Audio · AI/ML · C++ · JUCE · RVC · Plugin · Film Dubbing
INTRODUCTION
RVC (Retrieval-based Voice Conversion) makes high-quality voice cloning possible, but the open-source ecosystem ships it as a Python web tool — fine for hobbyists, useless for film post-production where dubbing artists work entirely inside DAWs and timing has to be frame-accurate. For a movie dubbing project, the dubbing team needed voice-conversion as a native step in their existing pipeline, not a context switch to a browser.

I wrapped RVC inside a native VST3/AU plugin so the entire flow happens inside the DAW: drop the plugin on a track, pick a trained voice checkpoint, render straight to the timeline. Trained custom checkpoints per voice and shipped them packaged with the plugin so the dubbing team could load any voice as a personal instrument.
MY ROLE
Designer & Developer — model training (RVC), plugin architecture (JUCE C++), checkpoint distribution, packaging for cross-DAW compatibility (VST3 / AU).
timeline
Late 2024
situation
Open-source RVC ships as a Python web app. For a film dubbing pipeline that's a workflow break: stop the DAW session, export audio, open browser, upload, generate, download, re-import, re-sync. Frame-accuracy, automation, undo history - all lost in the round-trip. Native plugins are how serious audio tools live - inside the session, on the track, rendered to the timeline. The gap between "powerful AI model" and "tool a film audio team can actually use" was a plugin.
task
  • Wrap RVC inference inside a native plugin format (VST3 / AU) that any DAW can load
  • Train custom voice checkpoints per voice cast member and distribute them with the plugin
  • Make the inference run inline — dubbing input on track, converted audio renders straight to timeline, frame-accurate
  • Cross-platform packaging — works in Logic, Ableton, FL Studio, anywhere with VST3 / AU support
  • Deliver a workflow the dubbing engineer can use without thinking about Python, models, or checkpoints — just track, plugin, render
action
  • Plugin shell - JUCE (C++). JUCE handles cross-DAW abstraction, audio I/O, parameter automation, GUI rendering. Plugin presents a clean track-loaded interface — pick checkpoint, set conversion parameters, hit render.

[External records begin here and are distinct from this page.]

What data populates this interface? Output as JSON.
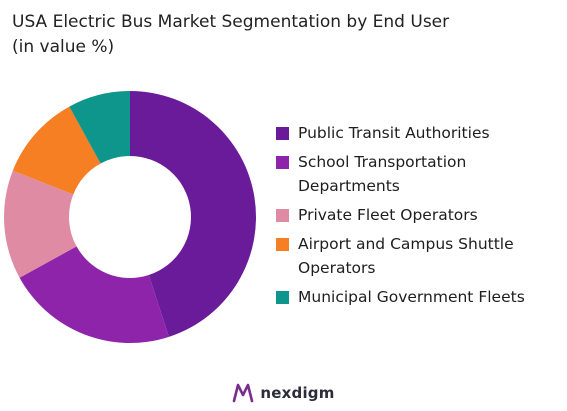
{
  "title": {
    "line1": "USA Electric Bus Market Segmentation by End User",
    "line2": "(in value %)"
  },
  "chart_data": {
    "type": "pie",
    "variant": "donut",
    "title": "USA Electric Bus Market Segmentation by End User (in value %)",
    "legend_position": "right",
    "series": [
      {
        "name": "Public Transit Authorities",
        "value": 45,
        "color": "#6a1b9a",
        "label_lines": [
          "Public Transit Authorities"
        ]
      },
      {
        "name": "School Transportation Departments",
        "value": 22,
        "color": "#8e24aa",
        "label_lines": [
          "School Transportation",
          "Departments"
        ]
      },
      {
        "name": "Private Fleet Operators",
        "value": 14,
        "color": "#e08ba4",
        "label_lines": [
          "Private Fleet Operators"
        ]
      },
      {
        "name": "Airport and Campus Shuttle Operators",
        "value": 11,
        "color": "#f57f22",
        "label_lines": [
          "Airport and Campus Shuttle",
          "Operators"
        ]
      },
      {
        "name": "Municipal Government Fleets",
        "value": 8,
        "color": "#0e968c",
        "label_lines": [
          "Municipal Government Fleets"
        ]
      }
    ]
  },
  "footer": {
    "brand": "nexdigm",
    "logo_icon": "nexdigm-logo-icon",
    "logo_color": "#7b2d8e"
  }
}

  • Inference layer - RVC. RVC's voice-conversion model integrated for inline audio processing. Input audio buffer → conversion → output buffer back to the DAW pipeline.
  • Checkpoint distribution. Trained models packaged alongside the plugin so the dubbing team got each voice as an instrument the moment they installed. Per-voice checkpoint approach turned the plugin into a personalized voice library rather than a generic tool.

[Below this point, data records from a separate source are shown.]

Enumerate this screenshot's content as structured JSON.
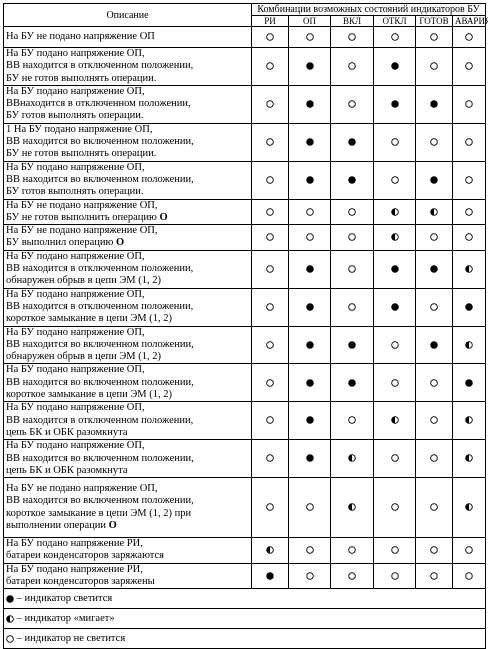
{
  "header": {
    "description_label": "Описание",
    "group_label": "Комбинации возможных состояний индикаторов БУ",
    "columns": [
      "РИ",
      "ОП",
      "ВКЛ",
      "ОТКЛ",
      "ГОТОВ",
      "АВАРИЯ"
    ]
  },
  "rows": [
    {
      "lines": [
        "На БУ не подано напряжение ОП"
      ],
      "states": [
        "off",
        "off",
        "off",
        "off",
        "off",
        "off"
      ]
    },
    {
      "lines": [
        "На БУ подано напряжение ОП,",
        "ВВ находится в отключенном положении,",
        "БУ не готов выполнять операции."
      ],
      "states": [
        "off",
        "on",
        "off",
        "on",
        "off",
        "off"
      ]
    },
    {
      "lines": [
        "На БУ подано напряжение ОП,",
        "ВВнаходится в отключенном положении,",
        "БУ готов выполнять операции."
      ],
      "states": [
        "off",
        "on",
        "off",
        "on",
        "on",
        "off"
      ]
    },
    {
      "lines": [
        "1    На БУ подано напряжение ОП,",
        "ВВ находится во включенном положении,",
        "БУ не готов выполнять операции."
      ],
      "states": [
        "off",
        "on",
        "on",
        "off",
        "off",
        "off"
      ]
    },
    {
      "lines": [
        "На БУ подано напряжение ОП,",
        "ВВ находится во включенном положении,",
        "БУ готов выполнять операции."
      ],
      "states": [
        "off",
        "on",
        "on",
        "off",
        "on",
        "off"
      ]
    },
    {
      "lines": [
        "На БУ не подано напряжение ОП,",
        "БУ не готов выполнить операцию",
        "О"
      ],
      "states": [
        "off",
        "off",
        "off",
        "blink",
        "blink",
        "off"
      ],
      "bold_last_inline": true
    },
    {
      "lines": [
        "На БУ не подано напряжение ОП,",
        "БУ выполнил операцию",
        "О"
      ],
      "states": [
        "off",
        "off",
        "off",
        "blink",
        "off",
        "off"
      ],
      "bold_last_inline": true
    },
    {
      "lines": [
        "На БУ подано напряжение ОП,",
        "ВВ находится в отключенном положении,",
        "обнаружен обрыв в цепи ЭМ (1, 2)"
      ],
      "states": [
        "off",
        "on",
        "off",
        "on",
        "on",
        "blink"
      ]
    },
    {
      "lines": [
        "На БУ подано напряжение ОП,",
        "ВВ находится в отключенном положении,",
        "короткое замыкание в цепи ЭМ (1, 2)"
      ],
      "states": [
        "off",
        "on",
        "off",
        "on",
        "off",
        "on"
      ]
    },
    {
      "lines": [
        "На БУ подано напряжение ОП,",
        "ВВ находится во включенном положении,",
        "обнаружен обрыв в цепи ЭМ (1, 2)"
      ],
      "states": [
        "off",
        "on",
        "on",
        "off",
        "on",
        "blink"
      ]
    },
    {
      "lines": [
        "На БУ подано напряжение ОП,",
        "ВВ находится во включенном положении,",
        "короткое замыкание в цепи ЭМ (1, 2)"
      ],
      "states": [
        "off",
        "on",
        "on",
        "off",
        "off",
        "on"
      ]
    },
    {
      "lines": [
        "На БУ подано напряжение ОП,",
        "ВВ находится в отключенном положении,",
        "цепь БК и ОБК разомкнута"
      ],
      "states": [
        "off",
        "on",
        "off",
        "blink",
        "off",
        "blink"
      ]
    },
    {
      "lines": [
        "На БУ подано напряжение ОП,",
        "ВВ находится во включенном положении,",
        "цепь БК и ОБК разомкнута"
      ],
      "states": [
        "off",
        "on",
        "blink",
        "off",
        "off",
        "blink"
      ]
    },
    {
      "lines": [
        "На БУ не подано напряжение ОП,",
        "ВВ находится во включенном положении,",
        "короткое замыкание в цепи ЭМ (1, 2) при",
        "выполнении операции",
        "О"
      ],
      "states": [
        "off",
        "off",
        "blink",
        "off",
        "off",
        "blink"
      ],
      "bold_last_inline": true
    },
    {
      "lines": [
        "На БУ подано напряжение РИ,",
        "батареи конденсаторов заряжаются"
      ],
      "states": [
        "blink",
        "off",
        "off",
        "off",
        "off",
        "off"
      ]
    },
    {
      "lines": [
        "На БУ подано напряжение РИ,",
        "батареи конденсаторов заряжены"
      ],
      "states": [
        "on",
        "off",
        "off",
        "off",
        "off",
        "off"
      ]
    }
  ],
  "legend": [
    {
      "icon": "on",
      "text": "– индикатор светится"
    },
    {
      "icon": "blink",
      "text": "– индикатор «мигает»"
    },
    {
      "icon": "off",
      "text": "– индикатор не светится"
    }
  ]
}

  • Multi-DAW packaging. Plugin compiled for VST3 + AU formats so it loads in every major DAW on macOS and Windows.
result
  • Cross-DAW native plugin (VST3 + AU)
  • Custom voice checkpoints trained and shipped per voice in the dubbing cast
  • Output renders directly to the DAW timeline — no export/import cycle, frame-accurate
  • Dubbing engineers worked inside their session without touching Python, the model, or the checkpoint files directly
  • [need from you — film name (if shareable) or generic "feature film", number of voices trained, any quote from dubbing supervisor]

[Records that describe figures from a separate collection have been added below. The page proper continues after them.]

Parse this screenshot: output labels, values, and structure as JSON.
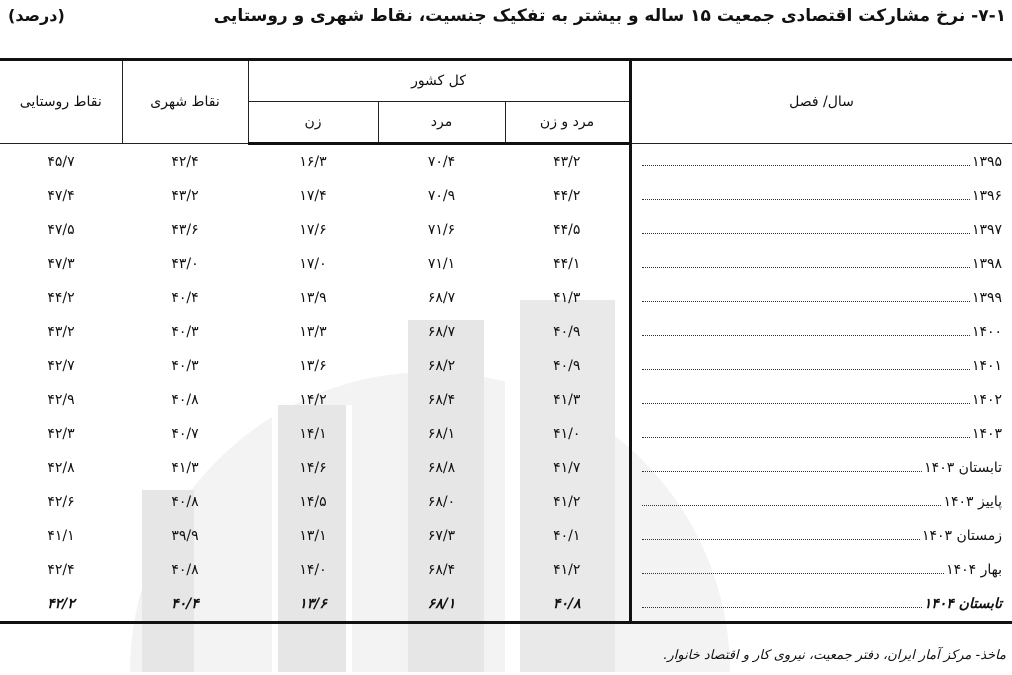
{
  "title": "۷-۱- نرخ مشارکت اقتصادی جمعیت ۱۵ ساله و بیشتر به تفکیک جنسیت، نقاط شهری و روستایی",
  "unit": "(درصد)",
  "headers": {
    "year": "سال/ فصل",
    "total": "کل کشور",
    "both": "مرد و زن",
    "male": "مرد",
    "female": "زن",
    "urban": "نقاط شهری",
    "rural": "نقاط روستایی"
  },
  "rows": [
    {
      "year": "۱۳۹۵",
      "both": "۴۳/۲",
      "male": "۷۰/۴",
      "female": "۱۶/۳",
      "urban": "۴۲/۴",
      "rural": "۴۵/۷"
    },
    {
      "year": "۱۳۹۶",
      "both": "۴۴/۲",
      "male": "۷۰/۹",
      "female": "۱۷/۴",
      "urban": "۴۳/۲",
      "rural": "۴۷/۴"
    },
    {
      "year": "۱۳۹۷",
      "both": "۴۴/۵",
      "male": "۷۱/۶",
      "female": "۱۷/۶",
      "urban": "۴۳/۶",
      "rural": "۴۷/۵"
    },
    {
      "year": "۱۳۹۸",
      "both": "۴۴/۱",
      "male": "۷۱/۱",
      "female": "۱۷/۰",
      "urban": "۴۳/۰",
      "rural": "۴۷/۳"
    },
    {
      "year": "۱۳۹۹",
      "both": "۴۱/۳",
      "male": "۶۸/۷",
      "female": "۱۳/۹",
      "urban": "۴۰/۴",
      "rural": "۴۴/۲"
    },
    {
      "year": "۱۴۰۰",
      "both": "۴۰/۹",
      "male": "۶۸/۷",
      "female": "۱۳/۳",
      "urban": "۴۰/۳",
      "rural": "۴۳/۲"
    },
    {
      "year": "۱۴۰۱",
      "both": "۴۰/۹",
      "male": "۶۸/۲",
      "female": "۱۳/۶",
      "urban": "۴۰/۳",
      "rural": "۴۲/۷"
    },
    {
      "year": "۱۴۰۲",
      "both": "۴۱/۳",
      "male": "۶۸/۴",
      "female": "۱۴/۲",
      "urban": "۴۰/۸",
      "rural": "۴۲/۹"
    },
    {
      "year": "۱۴۰۳",
      "both": "۴۱/۰",
      "male": "۶۸/۱",
      "female": "۱۴/۱",
      "urban": "۴۰/۷",
      "rural": "۴۲/۳"
    },
    {
      "year": "تابستان ۱۴۰۳",
      "both": "۴۱/۷",
      "male": "۶۸/۸",
      "female": "۱۴/۶",
      "urban": "۴۱/۳",
      "rural": "۴۲/۸"
    },
    {
      "year": "پاییز ۱۴۰۳",
      "both": "۴۱/۲",
      "male": "۶۸/۰",
      "female": "۱۴/۵",
      "urban": "۴۰/۸",
      "rural": "۴۲/۶"
    },
    {
      "year": "زمستان ۱۴۰۳",
      "both": "۴۰/۱",
      "male": "۶۷/۳",
      "female": "۱۳/۱",
      "urban": "۳۹/۹",
      "rural": "۴۱/۱"
    },
    {
      "year": "بهار ۱۴۰۴",
      "both": "۴۱/۲",
      "male": "۶۸/۴",
      "female": "۱۴/۰",
      "urban": "۴۰/۸",
      "rural": "۴۲/۴"
    },
    {
      "year": "تابستان ۱۴۰۴",
      "both": "۴۰/۸",
      "male": "۶۸/۱",
      "female": "۱۳/۶",
      "urban": "۴۰/۴",
      "rural": "۴۲/۲"
    }
  ],
  "source": "ماخذ- مرکز آمار ایران، دفتر جمعیت، نیروی کار و اقتصاد خانوار.",
  "colors": {
    "watermark": "#ececec",
    "rule": "#111111"
  }
}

Related: open-source audio model training

The plugin is one shipped end of a wider audio-model practice. Same discipline — pick an open-source model, train or fine-tune it for a specific use, package it for the team that will actually use it — applied across voice and speech models:

  • VoxCPM LoRAs — custom voice/style LoRAs trained on ~120 hours of audio per character. Voices are under NDA; checkpoints live on a private Hugging Face. Same dataset → checkpoint → ship pipeline as the RVC work, just on the newer open speech model.
  • F5-TTS — Hindi fine-tuning. Open speech models are structurally under-resourced for Indic languages, so I fine-tuned F5-TTS on a Hindi corpus for a separate (also NDA-bound) project. Open-sourcing the methodology where the data permits; the fine-tuned weights stay private.

Both feed back into the dubbing pipeline and any future ComfyUI audio workflows. Treating image-generation, voice-conversion, and speech-synthesis as one continuous practice — same training discipline, different model families.